Думая, что сын читает для развлечения, Теодор однажды сказал ему:

– Винсент, ты все время твердишь, что тебе надо много работать. Так зачем же ты тратишь время на эти глупые французские книжонки?

Винсент сунул закладку между страницами «Отца Горио» и поднял глаза. Он не терял надежды, что когда—нибудь Теодор поймет, как его сын смотрит на серьезные вещи.

– Видишь ли, – заговорил он медленно, – чтобы рисовать людей и жанровые сцены, надо не только владеть техникой рисования, но и глубоко изучить литературу.

– Признаться, мне это непонятно.

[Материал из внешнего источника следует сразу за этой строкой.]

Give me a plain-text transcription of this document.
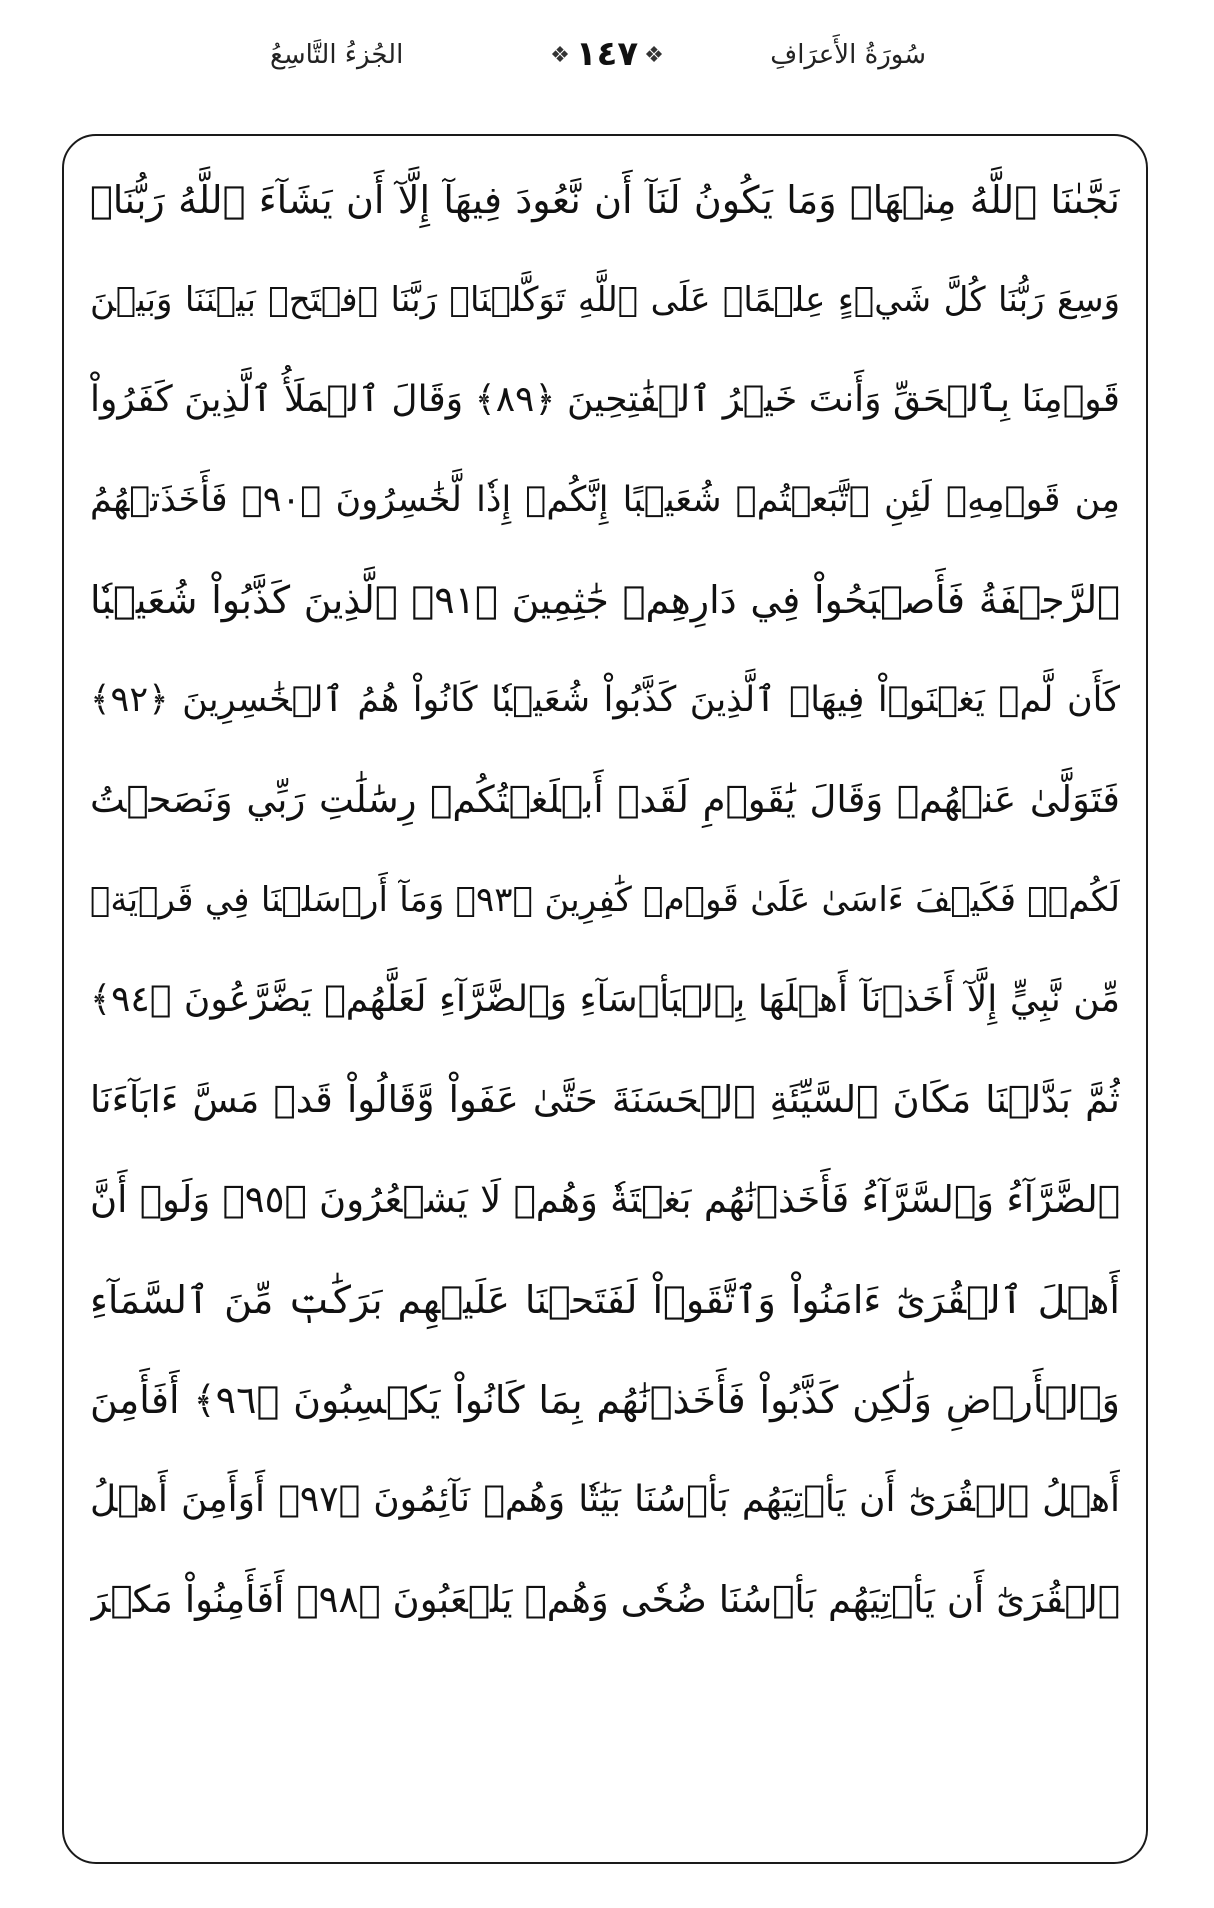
سُورَةُ الأَعرَافِ
❖١٤٧❖
الجُزءُ التَّاسِعُ
نَجَّىٰنَا ٱللَّهُ مِنۡهَاۚ وَمَا يَكُونُ لَنَآ أَن نَّعُودَ فِيهَآ إِلَّآ أَن يَشَآءَ ٱللَّهُ رَبُّنَاۚ
وَسِعَ رَبُّنَا كُلَّ شَيۡءٍ عِلۡمًاۚ عَلَى ٱللَّهِ تَوَكَّلۡنَاۚ رَبَّنَا ٱفۡتَحۡ بَيۡنَنَا وَبَيۡنَ
قَوۡمِنَا بِٱلۡحَقِّ وَأَنتَ خَيۡرُ ٱلۡفَٰتِحِينَ ﴿٨٩﴾ وَقَالَ ٱلۡمَلَأُ ٱلَّذِينَ كَفَرُواْ
مِن قَوۡمِهِۦ لَئِنِ ٱتَّبَعۡتُمۡ شُعَيۡبًا إِنَّكُمۡ إِذٗا لَّخَٰسِرُونَ ﴿٩٠﴾ فَأَخَذَتۡهُمُ
ٱلرَّجۡفَةُ فَأَصۡبَحُواْ فِي دَارِهِمۡ جَٰثِمِينَ ﴿٩١﴾ ٱلَّذِينَ كَذَّبُواْ شُعَيۡبٗا
كَأَن لَّمۡ يَغۡنَوۡاْ فِيهَاۚ ٱلَّذِينَ كَذَّبُواْ شُعَيۡبٗا كَانُواْ هُمُ ٱلۡخَٰسِرِينَ ﴿٩٢﴾
فَتَوَلَّىٰ عَنۡهُمۡ وَقَالَ يَٰقَوۡمِ لَقَدۡ أَبۡلَغۡتُكُمۡ رِسَٰلَٰتِ رَبِّي وَنَصَحۡتُ
لَكُمۡۖ فَكَيۡفَ ءَاسَىٰ عَلَىٰ قَوۡمٖ كَٰفِرِينَ ﴿٩٣﴾ وَمَآ أَرۡسَلۡنَا فِي قَرۡيَةٖ
مِّن نَّبِيٍّ إِلَّآ أَخَذۡنَآ أَهۡلَهَا بِٱلۡبَأۡسَآءِ وَٱلضَّرَّآءِ لَعَلَّهُمۡ يَضَّرَّعُونَ ﴿٩٤﴾
ثُمَّ بَدَّلۡنَا مَكَانَ ٱلسَّيِّئَةِ ٱلۡحَسَنَةَ حَتَّىٰ عَفَواْ وَّقَالُواْ قَدۡ مَسَّ ءَابَآءَنَا
ٱلضَّرَّآءُ وَٱلسَّرَّآءُ فَأَخَذۡنَٰهُم بَغۡتَةٗ وَهُمۡ لَا يَشۡعُرُونَ ﴿٩٥﴾ وَلَوۡ أَنَّ
أَهۡلَ ٱلۡقُرَىٰٓ ءَامَنُواْ وَٱتَّقَوۡاْ لَفَتَحۡنَا عَلَيۡهِم بَرَكَٰتٖ مِّنَ ٱلسَّمَآءِ
وَٱلۡأَرۡضِ وَلَٰكِن كَذَّبُواْ فَأَخَذۡنَٰهُم بِمَا كَانُواْ يَكۡسِبُونَ ﴿٩٦﴾ أَفَأَمِنَ
أَهۡلُ ٱلۡقُرَىٰٓ أَن يَأۡتِيَهُم بَأۡسُنَا بَيَٰتٗا وَهُمۡ نَآئِمُونَ ﴿٩٧﴾ أَوَأَمِنَ أَهۡلُ
ٱلۡقُرَىٰٓ أَن يَأۡتِيَهُم بَأۡسُنَا ضُحٗى وَهُمۡ يَلۡعَبُونَ ﴿٩٨﴾ أَفَأَمِنُواْ مَكۡرَ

Если я хочу произнести хорошую проповедь, мне незачем идти на кухню и смотреть, как твоя мать коптит языки.

– Между прочим, – ввернула Анна—Корнелия, – те языки, которые я недавно закоптила, можно будет подать к завтраку.

Винсент не стал возражать против такой аналогии.

– Я не могу рисовать фигуру человека, не изучив тщательно все его кости, мускулы и сухожилия, – сказал он. – И лицо не могу рисовать, если я не знаю, что творятся в людских душах; Чтобы изображать жизнь, надо разбираться не только в анатомии, надо постичь, что человек чувствует и что он думает о мире, в котором живет. Тот, кто знает только свое ремесло и ничего больше, способен быть лишь очень поверхностным художником.

– Ах, Винсент, – тяжко вздохнул Теодор. – Боюсь, что из тебя получится теоретик!

Винсент вновь взялся за «Отца Горио».

Пришла бандероль от Тео, которая привела Винсента в волнение, – там оказалось несколько книг Кассаня, которые должны были помочь ему как следует овладеть перспективой. Винсент с нежностью перелистал книги и показал их Виллемине.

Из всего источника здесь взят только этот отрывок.